Mantan Panitera Pengadilan Negeri Jakarta Utara Rohadi, meminta tim penyidik Komisi Pemberantasan Korupsi (KPK) membuka percakapan di telepon genggam miliknya, yang disita saat operasi senyap pada 2016. Hal itu dinilai perlu untuk mengungkap keterlibatan hakim dalam kasus suap penanganan perkara yang melibatkan artis Saipul Jamil.
"Karena di dalam HP itu ada hakim yang minta uang dan memberi tahu putusan Saipul Jamil," kata Rohadi usai menjalani pemeriksaan di gedung Merah Putih KPK, Jakarta Selatan, Senin (2/9).
Menurutnya, dibukanya percakapan dalam telepon genggam tersebut dapat mengungkap pelaku sesunguhnya dalam perkara suap penanganan kasus asusila Saipul Jamil.
"Itu supaya perkara Saipul Jamil terang benderang, tidak hanya berhenti di saya. Tetapi ada pelaku lain yang harus bertanggung jawab," kata dia menerangkan.
Rohadi mengatakan, ada dua hakim yang memberikan informasi putusan perkara asusila Saipul Jamil serta meminta uang padanya. Namun, dia enggan menyebut nama dan jumlah uang yang diminta kedua hakim tersebut.
"Ada dua (hakim), ada di HP itu. Nominalnya waktu itu ada semua di percakapan antara saya dengan hakim itu," ucap Rohadi.
Rohadi telah ditetapkan sebagai tersangka usai terjaring dalam operasi tangkap tangan (OTT) pada 2016. Dia terbukti telah menerima uang senilai Rp250 juta dari keluarga Saipul Jamil, guna memuluskan perkara asusila yang menjerat mantan juri kontes dangdut tersebut.

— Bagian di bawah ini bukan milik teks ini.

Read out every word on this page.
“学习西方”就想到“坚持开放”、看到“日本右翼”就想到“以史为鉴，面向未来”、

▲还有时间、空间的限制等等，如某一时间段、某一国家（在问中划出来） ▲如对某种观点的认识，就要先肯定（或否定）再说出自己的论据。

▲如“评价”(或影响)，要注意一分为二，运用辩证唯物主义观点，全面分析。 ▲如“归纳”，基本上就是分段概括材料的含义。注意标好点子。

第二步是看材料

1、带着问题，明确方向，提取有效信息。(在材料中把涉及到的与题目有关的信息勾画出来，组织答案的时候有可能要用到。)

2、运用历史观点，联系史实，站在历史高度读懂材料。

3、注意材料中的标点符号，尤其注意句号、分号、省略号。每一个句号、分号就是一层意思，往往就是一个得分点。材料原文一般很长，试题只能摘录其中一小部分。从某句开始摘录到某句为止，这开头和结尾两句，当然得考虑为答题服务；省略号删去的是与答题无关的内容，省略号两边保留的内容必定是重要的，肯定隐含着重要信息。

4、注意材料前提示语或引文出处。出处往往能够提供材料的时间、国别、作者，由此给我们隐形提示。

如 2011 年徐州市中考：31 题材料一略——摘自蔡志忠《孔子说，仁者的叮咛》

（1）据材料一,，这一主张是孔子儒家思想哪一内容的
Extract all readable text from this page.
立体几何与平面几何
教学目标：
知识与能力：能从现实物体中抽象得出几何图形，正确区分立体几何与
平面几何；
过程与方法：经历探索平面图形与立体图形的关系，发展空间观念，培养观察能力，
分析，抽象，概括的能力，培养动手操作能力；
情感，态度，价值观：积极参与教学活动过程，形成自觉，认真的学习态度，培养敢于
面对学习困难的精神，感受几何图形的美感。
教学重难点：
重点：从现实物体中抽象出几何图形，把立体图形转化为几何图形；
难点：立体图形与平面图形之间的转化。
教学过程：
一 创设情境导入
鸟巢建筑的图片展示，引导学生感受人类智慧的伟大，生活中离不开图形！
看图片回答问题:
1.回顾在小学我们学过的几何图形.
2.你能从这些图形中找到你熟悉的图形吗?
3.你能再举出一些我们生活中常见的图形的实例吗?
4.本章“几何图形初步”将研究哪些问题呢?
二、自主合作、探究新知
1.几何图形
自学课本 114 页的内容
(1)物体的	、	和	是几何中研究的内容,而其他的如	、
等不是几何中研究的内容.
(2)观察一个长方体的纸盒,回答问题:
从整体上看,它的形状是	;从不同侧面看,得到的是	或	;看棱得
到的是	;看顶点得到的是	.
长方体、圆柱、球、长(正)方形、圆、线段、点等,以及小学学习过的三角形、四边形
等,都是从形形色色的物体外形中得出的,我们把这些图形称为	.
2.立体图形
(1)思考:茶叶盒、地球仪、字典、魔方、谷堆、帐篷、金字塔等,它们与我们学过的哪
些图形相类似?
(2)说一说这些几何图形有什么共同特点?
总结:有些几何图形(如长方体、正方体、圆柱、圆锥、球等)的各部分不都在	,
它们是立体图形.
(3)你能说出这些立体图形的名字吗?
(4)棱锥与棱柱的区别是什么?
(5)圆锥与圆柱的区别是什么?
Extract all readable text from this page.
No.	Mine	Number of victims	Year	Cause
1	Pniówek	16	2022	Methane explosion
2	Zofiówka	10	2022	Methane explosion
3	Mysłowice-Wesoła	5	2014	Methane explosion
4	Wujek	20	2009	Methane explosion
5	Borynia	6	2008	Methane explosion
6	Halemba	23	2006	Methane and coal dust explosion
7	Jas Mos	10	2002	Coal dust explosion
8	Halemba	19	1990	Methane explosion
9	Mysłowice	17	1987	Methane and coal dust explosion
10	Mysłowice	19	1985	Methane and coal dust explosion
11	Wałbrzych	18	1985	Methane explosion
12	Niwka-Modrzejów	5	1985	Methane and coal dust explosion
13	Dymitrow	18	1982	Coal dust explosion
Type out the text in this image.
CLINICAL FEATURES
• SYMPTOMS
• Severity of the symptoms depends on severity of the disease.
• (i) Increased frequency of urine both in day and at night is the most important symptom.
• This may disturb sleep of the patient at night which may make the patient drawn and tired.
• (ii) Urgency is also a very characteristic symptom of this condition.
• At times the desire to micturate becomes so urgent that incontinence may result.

KPK juga mengendus aliran dana senilai Rp700 juta terkait penanganan perkara lain di Pengadilan Negeri Jakarta Utara. Rohadi telah divonis 7 tahun penjara serta denda sebesar Rp300 juta subsider 3 bulan kurungan.
Selain itu, KPK juga menyangka Rohadi terlibat pemberian suap saat mengurusi perkara di Mahkamah Agung (MA). Dalam kasus itu, dia disangkakan dengan Pasal 11, Pasal 12 huruf a atau huruf b, Undang-undang nomor 31 tahun 1999 sebagaimana diubah dengan Undang-undang nomor 20 tahun 2001 tentang Pemberantasan Tindak Pidana Korupsi, juncto Pasal 55 ayat 1 ke-1 KUHP.
Terakhir, Rohadi juga dijerat dengan perkara Tindak Pidana Pencucian Uang (TPPU). Atas perbuatannya, KPK menjeratnya dengan Pasal 3 atau Pasal 4 Undang-Undang Nomor 8 tahun 2010 tentang Pencegahan dan Pemberantasan Tindak Pidana Pencucian Uang Juncto Pasal 55 ayat (1) ke-1 Kitab Undang Undang Hukum Pidana.